Dear reader,
Welcome to Issue 112 of The Rupture!
I'm happy to be serving as Guest Editor for the month of April, and am excited to share for this issue—a quintessential spring—the sharp-eyed, robust work of Ching-In Chen, Cassie Mira, JD Pluecker, Monica Rico, Aliah Lavonne Tigh, and Stalina Emmanuelle Villarreal. True to the season, the issue pulses with ardent searching, re-making of self, or undoing, letting go of what can't be held together, and bringing together what remains whole.
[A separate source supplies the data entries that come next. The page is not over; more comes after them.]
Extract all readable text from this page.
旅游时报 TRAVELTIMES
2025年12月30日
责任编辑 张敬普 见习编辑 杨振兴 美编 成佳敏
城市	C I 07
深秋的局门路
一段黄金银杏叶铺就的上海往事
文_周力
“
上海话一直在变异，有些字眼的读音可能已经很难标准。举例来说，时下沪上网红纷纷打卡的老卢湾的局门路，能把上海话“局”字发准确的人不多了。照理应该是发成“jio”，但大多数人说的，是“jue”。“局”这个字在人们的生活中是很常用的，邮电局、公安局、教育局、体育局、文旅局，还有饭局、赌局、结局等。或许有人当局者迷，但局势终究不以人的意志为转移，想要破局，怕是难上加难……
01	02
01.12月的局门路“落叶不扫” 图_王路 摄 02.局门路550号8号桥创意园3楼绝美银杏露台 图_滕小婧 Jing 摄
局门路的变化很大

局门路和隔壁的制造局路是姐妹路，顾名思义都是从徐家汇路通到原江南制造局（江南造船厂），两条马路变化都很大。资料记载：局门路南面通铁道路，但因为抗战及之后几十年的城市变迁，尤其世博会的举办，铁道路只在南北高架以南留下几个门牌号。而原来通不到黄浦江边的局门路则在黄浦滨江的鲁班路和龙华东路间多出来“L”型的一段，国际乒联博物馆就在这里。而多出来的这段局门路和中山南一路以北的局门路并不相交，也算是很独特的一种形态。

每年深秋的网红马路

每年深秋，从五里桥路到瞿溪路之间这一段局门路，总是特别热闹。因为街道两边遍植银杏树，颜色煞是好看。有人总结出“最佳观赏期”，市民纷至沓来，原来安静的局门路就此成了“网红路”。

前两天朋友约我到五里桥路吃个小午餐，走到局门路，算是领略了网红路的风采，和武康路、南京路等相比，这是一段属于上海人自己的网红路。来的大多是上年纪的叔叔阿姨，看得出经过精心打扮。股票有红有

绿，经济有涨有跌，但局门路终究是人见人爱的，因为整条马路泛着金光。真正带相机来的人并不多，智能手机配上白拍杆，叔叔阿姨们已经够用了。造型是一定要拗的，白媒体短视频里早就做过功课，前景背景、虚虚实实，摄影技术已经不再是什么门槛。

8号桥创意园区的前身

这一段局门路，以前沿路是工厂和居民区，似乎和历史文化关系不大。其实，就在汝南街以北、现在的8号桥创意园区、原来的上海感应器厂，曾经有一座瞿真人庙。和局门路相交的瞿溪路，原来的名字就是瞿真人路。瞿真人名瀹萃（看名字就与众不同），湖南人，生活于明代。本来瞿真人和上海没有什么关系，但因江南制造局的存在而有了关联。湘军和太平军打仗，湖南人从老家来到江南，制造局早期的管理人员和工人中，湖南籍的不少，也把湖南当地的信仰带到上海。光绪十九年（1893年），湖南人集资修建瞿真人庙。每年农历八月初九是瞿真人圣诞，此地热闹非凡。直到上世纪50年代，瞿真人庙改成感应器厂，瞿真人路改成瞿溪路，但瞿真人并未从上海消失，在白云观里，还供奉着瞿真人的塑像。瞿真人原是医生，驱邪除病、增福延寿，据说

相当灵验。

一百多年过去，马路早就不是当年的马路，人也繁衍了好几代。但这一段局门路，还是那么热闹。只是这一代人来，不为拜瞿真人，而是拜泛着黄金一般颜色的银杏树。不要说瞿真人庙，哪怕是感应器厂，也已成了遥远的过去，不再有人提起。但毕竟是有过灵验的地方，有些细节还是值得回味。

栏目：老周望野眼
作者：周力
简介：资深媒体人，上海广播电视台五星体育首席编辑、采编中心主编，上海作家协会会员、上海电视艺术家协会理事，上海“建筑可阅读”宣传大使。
From the meditative, breath-seeking multi-voiced poems of Chen, to the tender and grief-laden intimacy of Rico and Tigh's work, these writers' poems cut through readerly expectation with surprise and daring, using the language of origami techniques to reveal the rich interiority of a trans woman's re-making of body and self (Mira), the use of ekphrasis to examine Latinidad artists and their art and interweaving the language of art catalogue with social activist, bilingual commentary (Villarreal), or the form-irreverent, collage poem (Pluecker) that considers how "to turn back // come back // insist" on the undoing of colonialism's violence. Yes, it's a full issue, and I hope you find as much to think about as you read it as I have, and hope, especially, that it leads you to check out the work of these poets—and find an abundance of thought and dialogue between them.